Socorro, vem aí um meet!
Esta histeria de Verão é mais reveladora dos medos da nossa classe média e das taras sazonais da comunicação social que propriamente da criminalidade dos bairros.
Esperava-se uma batalha. Eram dezenas de jornalistas à porta do Centro Comercial Colombo e um impressionante dispositivo policial. Estava anunciado um terrífico meet - mítico ajuntamento de jovens convocado pelas redes sociais, que os órgãos de comunicação social e as almas gentis da classe média identificam com hordas de negros dos subúrbios que vão violar, assaltar e matar tudo o que passa. A tensão estava ao rubro. Estávamos na véspera das grandes batalhas. Como os jornalistas portugueses não têm órgãos de comunicação social com dinheiro para fazer reportagens de guerras para lá de Vila Franca de Xira, esta era a aventura possível. Imagino que muitos tenham tirado os coletinhos Coronel Tapioca do armário para o efeito.

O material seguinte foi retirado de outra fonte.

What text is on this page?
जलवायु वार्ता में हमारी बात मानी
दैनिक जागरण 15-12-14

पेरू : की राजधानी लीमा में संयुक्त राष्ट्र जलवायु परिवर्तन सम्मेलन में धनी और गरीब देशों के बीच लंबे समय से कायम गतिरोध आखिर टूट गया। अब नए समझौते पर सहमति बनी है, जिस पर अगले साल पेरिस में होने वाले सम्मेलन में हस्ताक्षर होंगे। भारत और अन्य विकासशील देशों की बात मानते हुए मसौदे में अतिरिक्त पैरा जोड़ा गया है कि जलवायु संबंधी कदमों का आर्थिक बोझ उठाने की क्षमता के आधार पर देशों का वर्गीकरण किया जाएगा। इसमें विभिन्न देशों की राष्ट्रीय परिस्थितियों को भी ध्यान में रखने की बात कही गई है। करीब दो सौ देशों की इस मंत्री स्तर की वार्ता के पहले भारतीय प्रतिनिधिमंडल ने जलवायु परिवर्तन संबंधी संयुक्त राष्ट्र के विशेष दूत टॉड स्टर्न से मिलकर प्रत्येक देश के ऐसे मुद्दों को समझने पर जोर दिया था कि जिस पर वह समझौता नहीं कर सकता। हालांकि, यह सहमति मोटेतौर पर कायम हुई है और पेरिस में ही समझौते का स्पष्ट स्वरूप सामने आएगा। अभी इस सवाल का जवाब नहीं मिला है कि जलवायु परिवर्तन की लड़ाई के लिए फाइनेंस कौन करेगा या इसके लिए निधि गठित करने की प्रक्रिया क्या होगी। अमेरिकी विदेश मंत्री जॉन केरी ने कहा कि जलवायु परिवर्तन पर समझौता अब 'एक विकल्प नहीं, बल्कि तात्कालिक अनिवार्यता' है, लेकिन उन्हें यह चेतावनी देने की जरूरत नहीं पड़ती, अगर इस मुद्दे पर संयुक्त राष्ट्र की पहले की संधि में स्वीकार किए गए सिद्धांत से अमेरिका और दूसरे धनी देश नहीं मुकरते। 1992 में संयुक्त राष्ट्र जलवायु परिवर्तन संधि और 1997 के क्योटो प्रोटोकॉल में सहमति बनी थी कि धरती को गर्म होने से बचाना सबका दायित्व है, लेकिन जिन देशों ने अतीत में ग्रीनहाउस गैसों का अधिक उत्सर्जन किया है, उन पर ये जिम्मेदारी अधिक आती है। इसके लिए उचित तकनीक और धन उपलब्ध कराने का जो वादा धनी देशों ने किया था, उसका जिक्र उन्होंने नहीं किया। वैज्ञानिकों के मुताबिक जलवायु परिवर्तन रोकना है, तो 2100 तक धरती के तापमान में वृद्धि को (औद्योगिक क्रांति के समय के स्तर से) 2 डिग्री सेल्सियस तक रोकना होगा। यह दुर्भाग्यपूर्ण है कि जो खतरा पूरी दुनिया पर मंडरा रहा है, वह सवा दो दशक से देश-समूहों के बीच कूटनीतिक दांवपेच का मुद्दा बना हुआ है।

Devido à tensão excruciante, temia- -se o pior. Felizmente, nenhuma velhinha tossiu nas redondezas, evitando assim que o corpo de intervenção carregasse sobre as meninas da Zara, detendo as mais tisnadas.
Na semana anterior, antes do concerto do popular Anselmo Ralph nas Festas de Cascais, durante dias as televisões e os jornais do costume noticiaram que estava marcado um terrível meet para Cascais. Ouvidos os tios mais velhos e mais novos nas entrevistas, todos temiam pela entrada de uma horda de selvagens na bela vila. Tocaram as campainhas de alarme e as autoridades garantiram que estavam preparadas para todas as eventualidades.
No próprio dia esperava-se o pior. Até porque havia na audiência muitas pessoas com a cor do cantor, embora incomodativamente pobres. Estavam reunidas as condições do arrastão anunciado. Tivesse alguém tropeçado num copo de capilé e mandado um sonoro “booolas”, como se diz na região, e as coisas seriam iguais.
Neste caso, foram dois tipos que se desentenderam no meio de uma praça muito cheia. Apesar de não haver arrastão, nem meet, as coisas correram como previsto: como prevenir é melhor que remediar, o dispositivo reagiu à altura do que se esperava. E as pessoas à altura do pânico que podiam ter, caso fosse de facto um arrastão. E mais alguns miúdos negros foram, a fazer fé nas imagens, detidos.
A histeria começou uns dias antes, em plena época sem notícias, para além da Ucrânia e de Gaza. Um meet como tantos outros realizou-se em Lisboa. Desta vez, e dado que eram muitos, a polícia dispersou-os. Ao irem embora, em direcção à Gare do Oriente, os jovens cortaram caminho pelo Centro Comercial Vasco da Gama. Dois desentenderam-se no centro. Foram agarrados pelos seguranças, que chamaram a polícia. Segundo os responsáveis do centro não houve nem arrastão, nem violência contra clientes, nem roubos. Mas estava, como no mítico arrastão de Carcavelos, criado o acontecimento. Pouco importa que não tenha acontecido: até pessoas inteligentes e normalmente ponderadas entraram em pânico a pedir a intervenção da polícia e dos serviços secretos, deixando para o futuro o pedido de apoio à esquadra da NATO e o uso de drones.
Por mim, imaginava o agente Bernaaardo das secretas, vestido à dred, na Cova da Moura, a tentar espiar perigosíssimos meets, e a dizer aos transeuntes, enquanto batia com o punho no peito: “respect, niga.”
Falando sinceramente, a histeria em relação aos meets diz mais do estado psicológico da classe média e de alguma comunicação social que da situação de miséria que vivem os subúrbios de Lisboa.
Não é portanto de espantar que a nossa justiça de classe venha pedir uma condenação exemplar para os jovens que convocaram o primeiro meet, e de passagem garanta que “não há racismo em Portugal”. Fica por explicar de onde a magistrada retirou tão sábia conclusão. Não foi decerto de ter vivido num bairro sendo negra.
Por vontade de algumas pessoas, destas “não racistas”, os angolanos com dinheiro deviam ser azul-escuros para não se confundirem com os jovens negros pobres dos subúrbios. O racismo tem aqui, com em muitos sítios, também a cor do dinheiro. Portugal tem o racismo envergonhado daqueles que não admitem os problemas que têm. Agosto acabou, venham a universidade do PSD e as primárias do PS.
Crónica originalmente publicada no jornal I.